Thursday, January 5, 2012

Confessions of a Not-So-Experienced 21 Year Old


"You are as amazing as you let yourself be. Let me repeat that. You are as amazing as you let yourself be."
~Elizabeth Alraune

 To whoever is reading this, despite our differences in life, I know we have some things in common. We have felt the sting of pain, shame, disappointment…shall I continue? We both know what it feels like to be hurt and go through a storm. Right now, amidst the confusion of life, I’m trying to discover more about myself. I am trying to love myself. Just to be transparent with everyone, I haven’t actually loved or valued myself for quite some time now. My thoughts and self-esteem were at an all-time low. However, this isn’t the Taylor that everyone knows, so I tried my best to hide it. I put pressure on myself to fit a certain image and physique. When things went wrong I blamed it on myself. When a guy would walk away from me I thought it was my fault.  I stopped believing in myself; this is the one thing I never thought would happen.

Since about May of 2010, a different voice began to conquer my mind. It caused me to hate the person I saw in the mirror. It changed the way I spoke of myself and controlled my appetite. This voice suppressed the Taylor that I have always known. Until recently this new persona was second nature to me. About two months ago, my pastor said that we can’t fully love other people until we love ourselves. This message hit me hard. On that day I decided to be a fighter and not remain a victim to the desolation gnawing within me.

This is definitely not where I saw this blog post going. I have no idea why I just said all of that…It very difficult for me to talk about this, but hey- what do I have to lose?
Even though I have only been a graduate for a few weeks, I can feel the pressures of life weighing upon me; the pressure to have a career or be someone that I’m not. I guess I just confessed this issue in my life to encourage someone. I need to love myself every day, no matter what. A friend of mine tells me all the time to “believe in Taylor.” I’m very thankful for her (shout out to Rayna). We are all worth something, and for those of you who have doubted this, its time you started believing too, for yourself.

xx

"Trust yourself. Think for yourself. Act for yourself. Speak for yourself. Be yourself. Imitation is suicide."
~Marva Collins

P.S.: I was searching through one of my old journals and found something I guess I wrote a long time ago. Hope it helps someone.

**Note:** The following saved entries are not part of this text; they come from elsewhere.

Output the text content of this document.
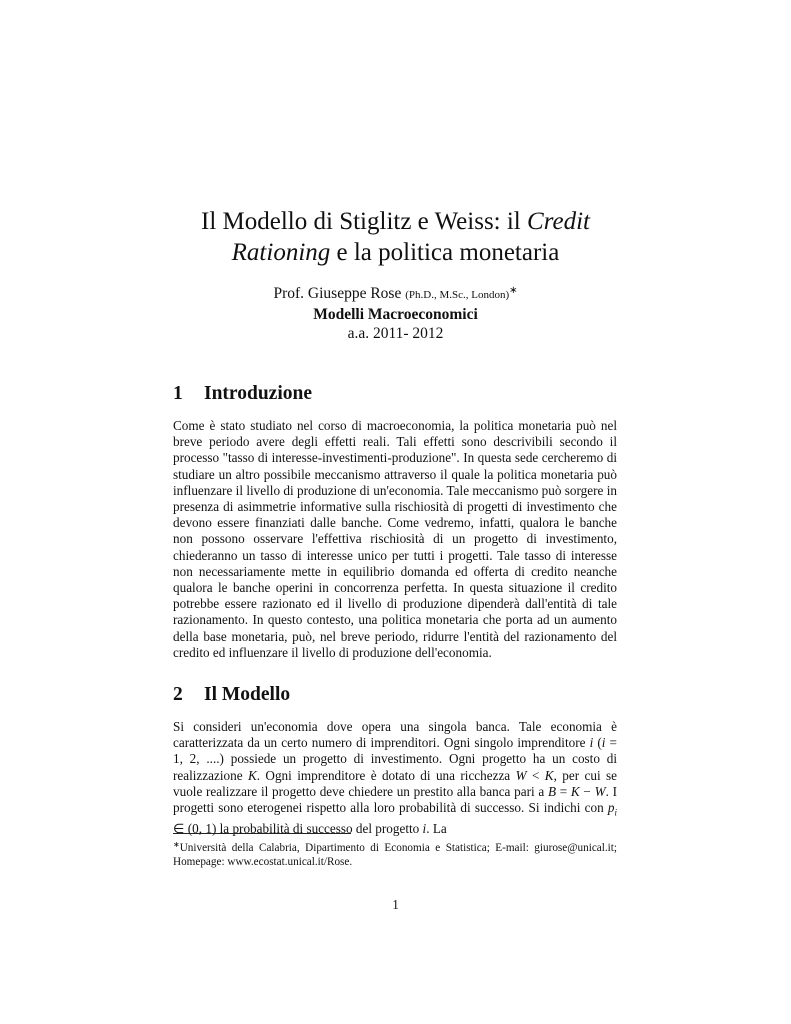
Il Modello di Stiglitz e Weiss: il Credit Rationing e la politica monetaria
Prof. Giuseppe Rose (Ph.D., M.Sc., London)∗
Modelli Macroeconomici
a.a. 2011- 2012
1 Introduzione

Come è stato studiato nel corso di macroeconomia, la politica monetaria può nel breve periodo avere degli effetti reali. Tali effetti sono descrivibili secondo il processo "tasso di interesse-investimenti-produzione". In questa sede cercheremo di studiare un altro possibile meccanismo attraverso il quale la politica monetaria può influenzare il livello di produzione di un'economia. Tale meccanismo può sorgere in presenza di asimmetrie informative sulla rischiosità di progetti di investimento che devono essere finanziati dalle banche. Come vedremo, infatti, qualora le banche non possono osservare l'effettiva rischiosità di un progetto di investimento, chiederanno un tasso di interesse unico per tutti i progetti. Tale tasso di interesse non necessariamente mette in equilibrio domanda ed offerta di credito neanche qualora le banche operini in concorrenza perfetta. In questa situazione il credito potrebbe essere razionato ed il livello di produzione dipenderà dall'entità di tale razionamento. In questo contesto, una politica monetaria che porta ad un aumento della base monetaria, può, nel breve periodo, ridurre l'entità del razionamento del credito ed influenzare il livello di produzione dell'economia.

2 Il Modello

Si consideri un'economia dove opera una singola banca. Tale economia è caratterizzata da un certo numero di imprenditori. Ogni singolo imprenditore i (i = 1, 2, ....) possiede un progetto di investimento. Ogni progetto ha un costo di realizzazione K. Ogni imprenditore è dotato di una ricchezza W < K, per cui se vuole realizzare il progetto deve chiedere un prestito alla banca pari a B = K − W. I progetti sono eterogenei rispetto alla loro probabilità di successo. Si indichi con $p_i$ ∈ (0, 1) la probabilità di successo del progetto i. La

∗Università della Calabria, Dipartimento di Economia e Statistica; E-mail: giurose@unical.it; Homepage: www.ecostat.unical.it/Rose.

1
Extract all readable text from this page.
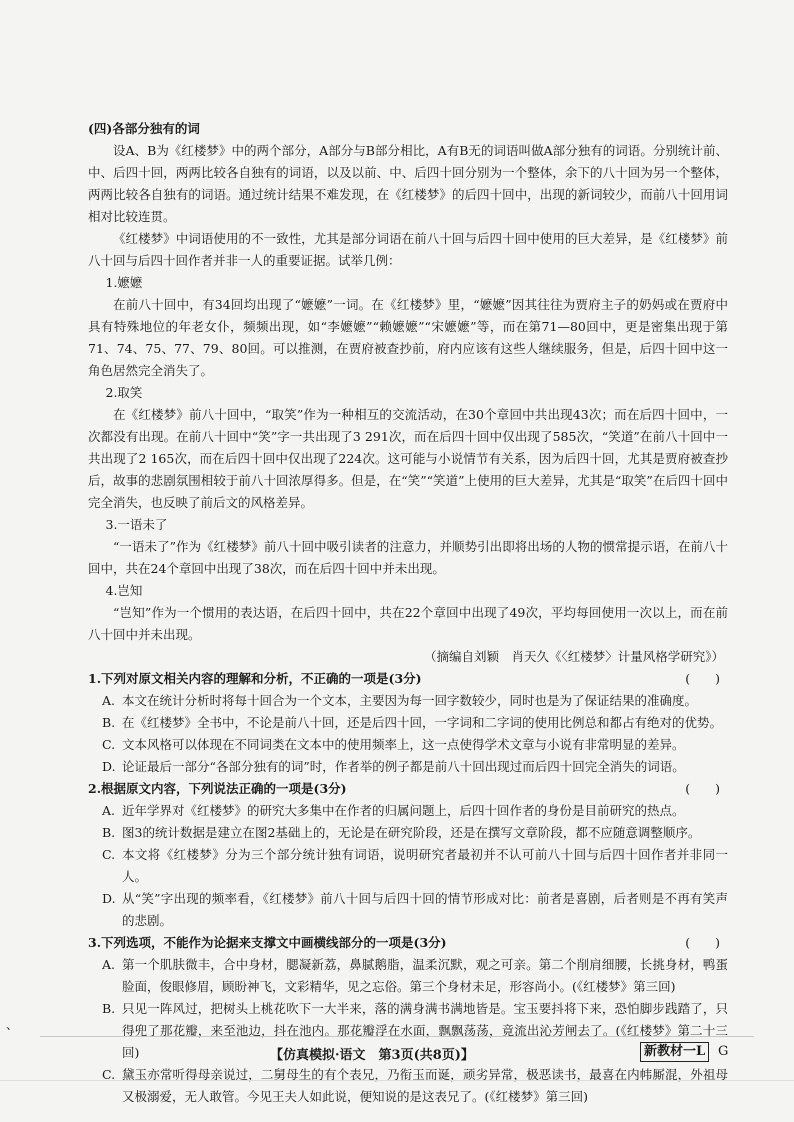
(四)各部分独有的词

设A、B为《红楼梦》中的两个部分，A部分与B部分相比，A有B无的词语叫做A部分独有的词语。分别统计前、中、后四十回，两两比较各自独有的词语，以及以前、中、后四十回分别为一个整体，余下的八十回为另一个整体，两两比较各自独有的词语。通过统计结果不难发现，在《红楼梦》的后四十回中，出现的新词较少，而前八十回用词相对比较连贯。

《红楼梦》中词语使用的不一致性，尤其是部分词语在前八十回与后四十回中使用的巨大差异，是《红楼梦》前八十回与后四十回作者并非一人的重要证据。试举几例：

1.嬷嬷

在前八十回中，有34回均出现了“嬷嬷”一词。在《红楼梦》里，“嬷嬷”因其往往为贾府主子的奶妈或在贾府中具有特殊地位的年老女仆，频频出现，如“李嬷嬷”“赖嬷嬷”“宋嬷嬷”等，而在第71—80回中，更是密集出现于第71、74、75、77、79、80回。可以推测，在贾府被查抄前，府内应该有这些人继续服务，但是，后四十回中这一角色居然完全消失了。

2.取笑

在《红楼梦》前八十回中，“取笑”作为一种相互的交流活动，在30个章回中共出现43次；而在后四十回中，一次都没有出现。在前八十回中“笑”字一共出现了3 291次，而在后四十回中仅出现了585次，“笑道”在前八十回中一共出现了2 165次，而在后四十回中仅出现了224次。这可能与小说情节有关系，因为后四十回，尤其是贾府被查抄后，故事的悲剧氛围相较于前八十回浓厚得多。但是，在“笑”“笑道”上使用的巨大差异，尤其是“取笑”在后四十回中完全消失，也反映了前后文的风格差异。

3.一语未了

“一语未了”作为《红楼梦》前八十回中吸引读者的注意力，并顺势引出即将出场的人物的惯常提示语，在前八十回中，共在24个章回中出现了38次，而在后四十回中并未出现。

4.岂知

“岂知”作为一个惯用的表达语，在后四十回中，共在22个章回中出现了49次，平均每回使用一次以上，而在前八十回中并未出现。

（摘编自刘颖　肖天久《〈红楼梦〉计量风格学研究》）

1.下列对原文相关内容的理解和分析，不正确的一项是(3分)	(　　)
A. 本文在统计分析时将每十回合为一个文本，主要因为每一回字数较少，同时也是为了保证结果的准确度。
B. 在《红楼梦》全书中，不论是前八十回，还是后四十回，一字词和二字词的使用比例总和都占有绝对的优势。
C. 文本风格可以体现在不同词类在文本中的使用频率上，这一点使得学术文章与小说有非常明显的差异。
D. 论证最后一部分“各部分独有的词”时，作者举的例子都是前八十回出现过而后四十回完全消失的词语。
2.根据原文内容，下列说法正确的一项是(3分)	(　　)
A. 近年学界对《红楼梦》的研究大多集中在作者的归属问题上，后四十回作者的身份是目前研究的热点。
B. 图3的统计数据是建立在图2基础上的，无论是在研究阶段，还是在撰写文章阶段，都不应随意调整顺序。
C. 本文将《红楼梦》分为三个部分统计独有词语，说明研究者最初并不认可前八十回与后四十回作者并非同一人。
D. 从“笑”字出现的频率看，《红楼梦》前八十回与后四十回的情节形成对比：前者是喜剧，后者则是不再有笑声的悲剧。
3.下列选项，不能作为论据来支撑文中画横线部分的一项是(3分)	(　　)
A. 第一个肌肤微丰，合中身材，腮凝新荔，鼻腻鹅脂，温柔沉默，观之可亲。第二个削肩细腰，长挑身材，鸭蛋脸面，俊眼修眉，顾盼神飞，文彩精华，见之忘俗。第三个身材未足，形容尚小。(《红楼梦》第三回)
B. 只见一阵风过，把树头上桃花吹下一大半来，落的满身满书满地皆是。宝玉要抖将下来，恐怕脚步践踏了，只得兜了那花瓣，来至池边，抖在池内。那花瓣浮在水面，飘飘荡荡，竟流出沁芳闸去了。(《红楼梦》第二十三回)
C. 黛玉亦常听得母亲说过，二舅母生的有个表兄，乃衔玉而诞，顽劣异常，极恶读书，最喜在内帏厮混，外祖母又极溺爱，无人敢管。今见王夫人如此说，便知说的是这表兄了。(《红楼梦》第三回)
、
【仿真模拟·语文　第3页(共8页)】	新教材一L G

Do what you love, love what you do.
Do something in life that scares you,
And when was reaching for the stars ever a bad thing?
Quitting is too easy.
We have one life to live,
Why ever give up on that?
Remember to always be a helping hand,
A friend, a shoulder to cry on, and sometimes the one crying.
Set a goal that you never think you can reach, and know that when you get there,
“I can do all things through Christ which strengtheneth me.
Be inspired and an inspiration to someone.
We all need to be believers, we need to believe for someone one day; encouragers.
Every soul has a name and every life matters.
You are worth something, and number one-
You are worth it to God.  

Sunday, December 18, 2011

Day One: Just The Beginning

"Map out your future- but do it in pencil. The road ahead is as long as you make it. Make it worth the trip."
-Bon Jovi


Day One:

This morning I woke up changed: I am now part of the 27% of Americans that have a college degree. It seems as if I was six years old just yesterday thinking that I would never make it this far, but here I am. By going to college I thought I would figure everything out: life, love, joy, happiness. I thought college would organize my life and set me in the right direction. College did so many wonderful things for me; however, here is what I feel like after graduating: 


I’ve never been more confused in my life, and I can’t help but laugh. Thoughts about the future continually circulate through my mind, causing me to go crazy. I had a plan when I was 18, and now- I got nothin’. I try my best to avoid answering the question, “Whats next?”

My honest answer: I don’t know.

However, amongst all of this perplexity I find beauty; while I’m lost I have time to find myself. I refuse to be a nameless number in the 27%. Before coming to school I wanted to be an event planner and accountant. Today, I want to be a musician, volunteer, traveler, teacher, leader…. Why be one thing when there are so many more options? I know I’m not the only graduate completely blinded by the “black hole” of a future. I’m not the only one looking for a job while still trying to figure out a career. I’m not the only one searching for answers.

So, this blog is for me and anyone else that is just a little bit lost in life. If I’ve learned one thing, life isn’t a math problem. 2+2 just doesn’t always equal four.

I am Taylor Erin Batch. I’m 21 years old, and I will make a difference in this world. I will not settle for mediocrity. To all the graduates: the world is at our fingertips. Grab hold of it. So what if we write the future in pencil.